How IRS ruling will impact airport projects
WASHINGTON – Airport authorities will have an easier time signing leases at their bond-financed terminals for prohibited uses such as retailers specializing in the sale of regional wines under a new Internal Revenue Service private letter ruling.
The ruling publicly released Friday allows floating private equity to be used for a prohibited use for a tax-exempt bond-financed airport terminal renovation.
Floating private equity refers to money that is not the proceeds of a bond sale that can be moved around as needed, rather than dedicated to a specific location. Prohibited uses include stores specializing in the sale of alcohol for off-site consumption, health clubs and gambling facilities such those featuring slot machines.
The ruling applies to exempt facility bonds, the same concept the IRS used in a 2015 rule that allows floating private equity to be applied to private use in a government bond financed project.
Ed Oswald, a former Treasury official who is a partner at Orrick Herrington & Sutcliffe in Washington, joined with John Stanley, an associate at Orrick’s San Francisco office, in making the request to the IRS on behalf of an unnamed client.
The IRS letter ruling did not identify the airport owner, but did say the terminal complex “includes boarding areas, which have a wide variety of retail shops, bars, restaurants, coffee shops, and similar passenger amenities” operated by third parties under leases.
The airport, according to the IRS, is in the process of making “substantial renovations to portions of the terminal complex” that include “the complete demolition and reconstruction of the boarding area” and will finance part of the costs of the renovations with the proceeds of a bond issuance.
The request to the IRS indicated that private money other than the funds from the tax-exempt bond sale will be set aside for non-qualified uses.
Oswald said in an interview the ruling allows airports to more easily move prohibited use facilities to other parts of their terminals with the application of the floating private equity.
“We can borrow from the thinking from the 2015 private use regulations regarding private activity bonds and adopt a similar theme and allow equity to flow to these prohibited facilities,” Oswald said.

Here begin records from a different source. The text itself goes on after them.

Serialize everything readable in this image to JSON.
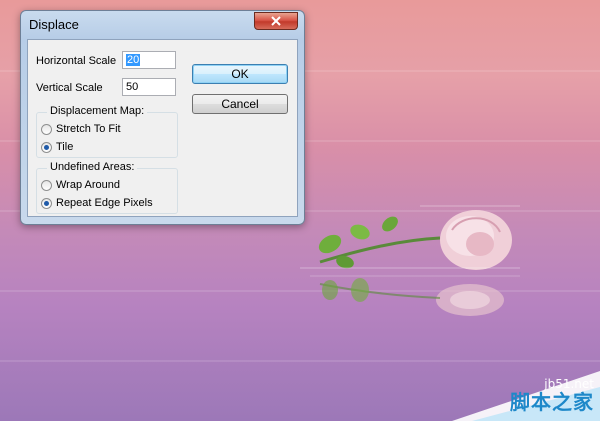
{
  "dialog": {
    "title": "Displace",
    "close_icon": "close-icon",
    "horizontal_scale": {
      "label": "Horizontal Scale",
      "value": "20"
    },
    "vertical_scale": {
      "label": "Vertical Scale",
      "value": "50"
    },
    "ok_label": "OK",
    "cancel_label": "Cancel",
    "displacement_map": {
      "legend": "Displacement Map:",
      "options": [
        {
          "label": "Stretch To Fit",
          "checked": false
        },
        {
          "label": "Tile",
          "checked": true
        }
      ]
    },
    "undefined_areas": {
      "legend": "Undefined Areas:",
      "options": [
        {
          "label": "Wrap Around",
          "checked": false
        },
        {
          "label": "Repeat Edge Pixels",
          "checked": true
        }
      ]
    }
  },
  "watermark": {
    "url": "jb51.net",
    "name": "脚本之家"
  },
  "colors": {
    "accent": "#3399ff",
    "title_bar": "#b7cde7",
    "close_button": "#c23a2b",
    "watermark_blue": "#1e88c9"
  }
}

“Although duty-free shops have long sold bottled alcohol, those shops generally offer a wide range of other products for sale,” Oswald and Stanley wrote in their summary of the ruling. “This newer trend in airport concessions is towards smaller spaces that primarily or exclusively sell bottled alcohol, particularly in wine-growing regions.”
Charles Almond at Bracewell in Houston described the IRS letter ruling as “not surprising, but helpful.”
“Big airports are in some respects almost like big cities,” Almond said. “There’s lots of stuff going on there. There are tens of thousands of people going through an airport and you see the types of retail have developed into a pretty wide variety.”
Almond said the ruling is an extension of the 2015 rule for government bonds issued under section 141, applying the same principle to qualified use bonds issued under section 142.
“I think large airports would be wise to use this to avoid pitfalls where a kind of prohibited use sneaks up on you,” Almond said. “I think it’s a positive development.”
Almond said there have been workarounds to allow prohibited uses in bond-financed airport terminals “if you were constantly vigilant about the types of retail that were going into your facility and had great communication between the finance people are the airport and the people who were doing the retail leasing and planning.’’
Going forward, Almond said, “You can allocate those prohibited uses to that equity wherever they are located and avoid those sort of uh-oh moments.”